CM Punk is not larger-than-life, but that’s exactly his appeal. He’s as real as it gets. He likes ice cream and Kurt Russell movies. He used to post pictures on his Twitter of oozing cheese pizzas he’d devour entirely, one would assume, by himself. He can dislocate a man’s arm with his bare hands, but that doesn’t stop him from staying up all night reading graphic novels. He’s flawed, frustrated and in love with professional wrestling — the type of guy a WWE fan can relate to.
Zack Ryder is much the same. A young Superstar who had early success as Edge’s lackey in 2006, he floundered in preliminary matches for the remainder of the decade before building his own fanbase through social media. By urging fans to like him on Facebook and follow him on Twitter during his self-produced YouTube show, “Z! True Long Island Story,” the kid from the L.I. started what he called the “Ryder Revolution” — a grassroots campaign to get the attention of WWE. What started with a Flip camera in Ryder’s roommate’s bedroom soon became a national phenomenon. Before long, WWE fans were pumping giant foam fists and wearing spiked hair wigs as they cheered Long Island Iced-Z to a United States Title victory over Dolph Ziggler at WWE TLC.

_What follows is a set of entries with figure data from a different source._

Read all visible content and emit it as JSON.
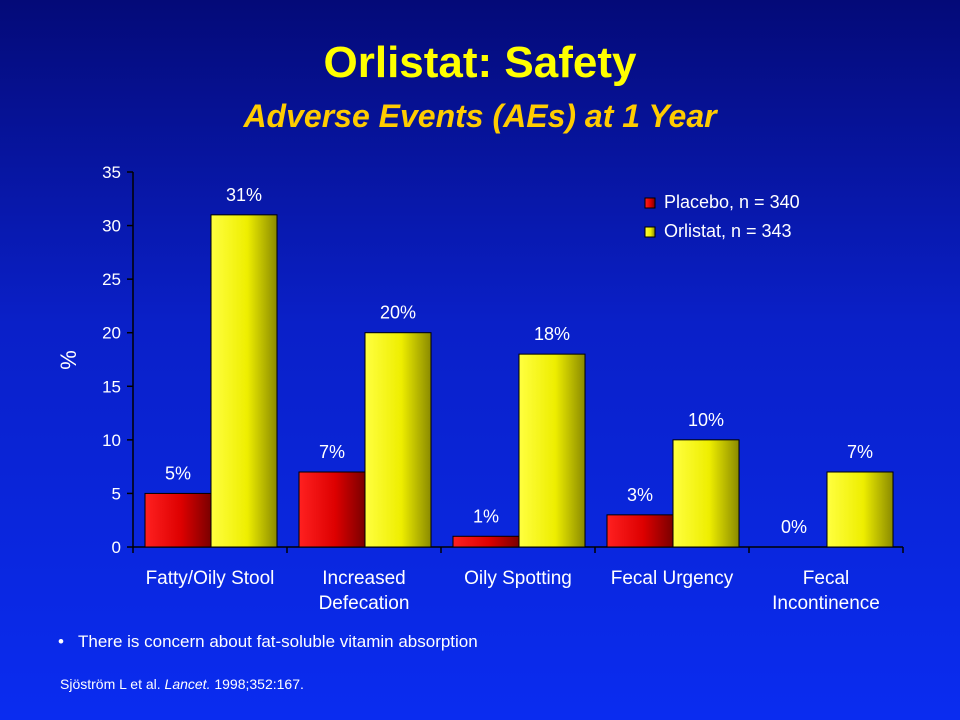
{
  "slide": {
    "title": "Orlistat: Safety",
    "subtitle": "Adverse Events (AEs) at 1 Year",
    "bullet": "There is concern about fat-soluble vitamin absorption",
    "citation": {
      "authors": "Sjöström L et al.",
      "journal": "Lancet.",
      "details": "1998;352:167."
    }
  },
  "chart_data": {
    "type": "bar",
    "ylabel": "%",
    "ylim": [
      0,
      35
    ],
    "yticks": [
      0,
      5,
      10,
      15,
      20,
      25,
      30,
      35
    ],
    "categories": [
      [
        "Fatty/Oily Stool"
      ],
      [
        "Increased",
        "Defecation"
      ],
      [
        "Oily Spotting"
      ],
      [
        "Fecal Urgency"
      ],
      [
        "Fecal",
        "Incontinence"
      ]
    ],
    "series": [
      {
        "name": "Placebo, n = 340",
        "color": "#dd0000",
        "values": [
          5,
          7,
          1,
          3,
          0
        ],
        "labels": [
          "5%",
          "7%",
          "1%",
          "3%",
          "0%"
        ]
      },
      {
        "name": "Orlistat, n = 343",
        "color": "#eeee00",
        "values": [
          31,
          20,
          18,
          10,
          7
        ],
        "labels": [
          "31%",
          "20%",
          "18%",
          "10%",
          "7%"
        ]
      }
    ],
    "legend": "top-right",
    "grid": false
  },
  "colors": {
    "title": "#ffff00",
    "subtitle": "#ffcc00",
    "text": "#ffffff",
    "axis": "#000000"
  }
}
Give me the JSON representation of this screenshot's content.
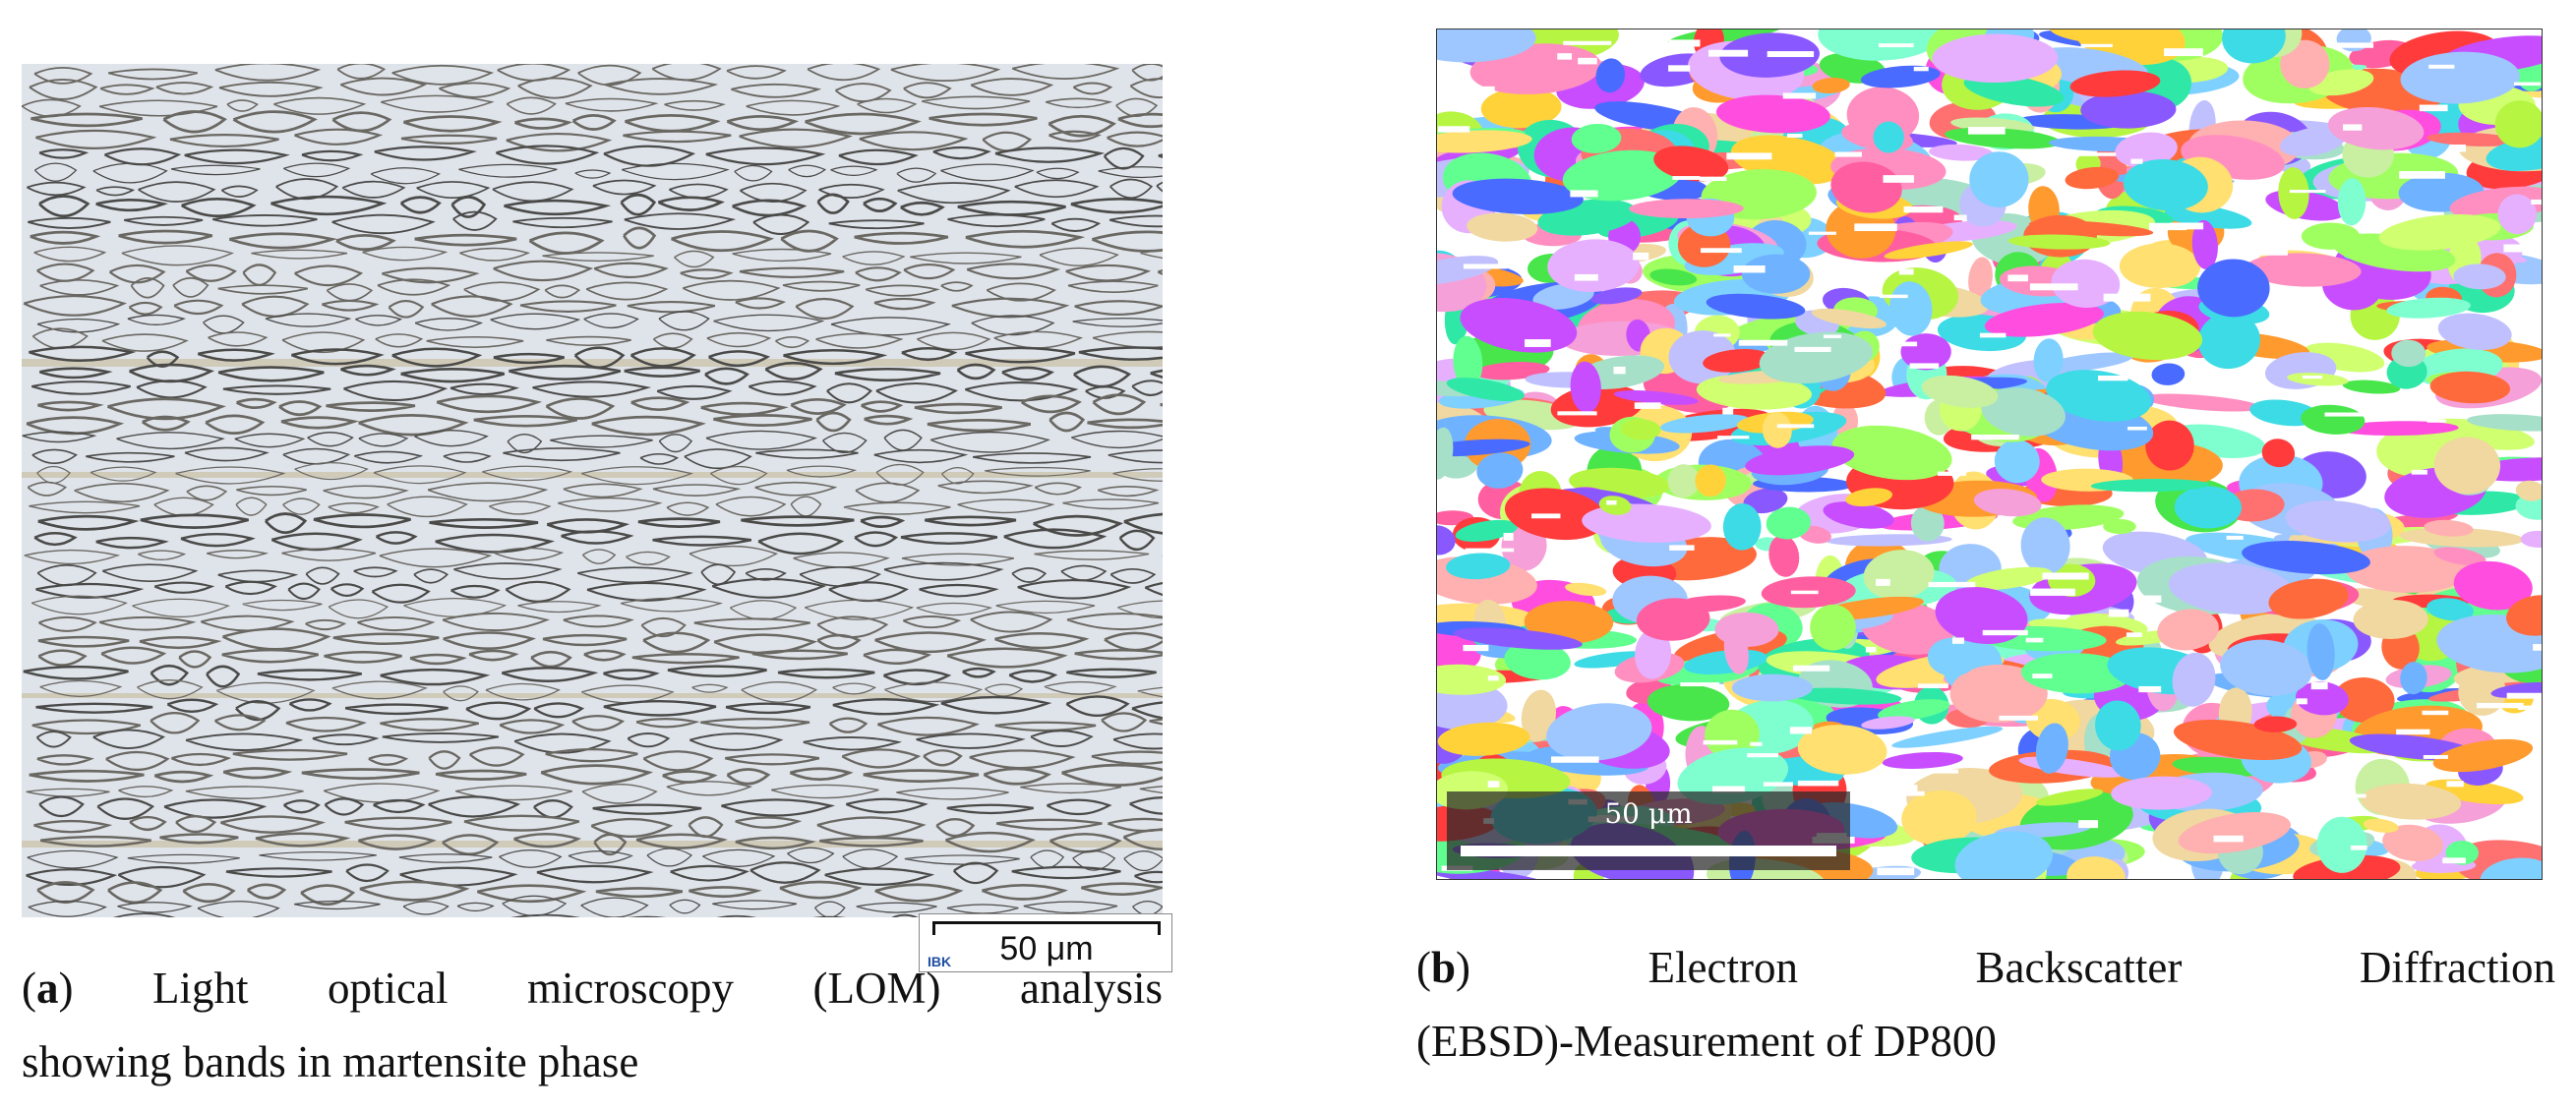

Daniel Bryan may be the most unlikely success story of them all. A humble, 200-pound phenom from Aberdeen, Washington, the submission expert wrestled his way across the globe for a decade, earning repute as one of the world’s greatest technicians in the process. He even locked up with CM Punk in armories on the east coast when the two were standouts on the indies. But, in spite of being trained by Shawn Michaels and William Regal, Bryan never fit the preconception of what a World Champion should be. He’s pale, he doesn’t eat meat, you won’t see him riding in a limo or a leer jet and his shoes probably don’t cost more than your house.
Still, at WWE TLC, Daniel Bryan became the World Heavyweight Champion by cashing in his Money in the Bank briefcase and pinning Big Show. Suddenly, two competitors who learned their craft in the dingy gymnasiums of the independent wrestling scene were WWE’s top titleholders and a hardworking Broski was right there with them. The following night on Raw, the three Superstars stood triumphantly in the ring with their titles in hand and the WWE Universe completely behind them.
Six months removed from Punk’s sermon on the mount, change had come.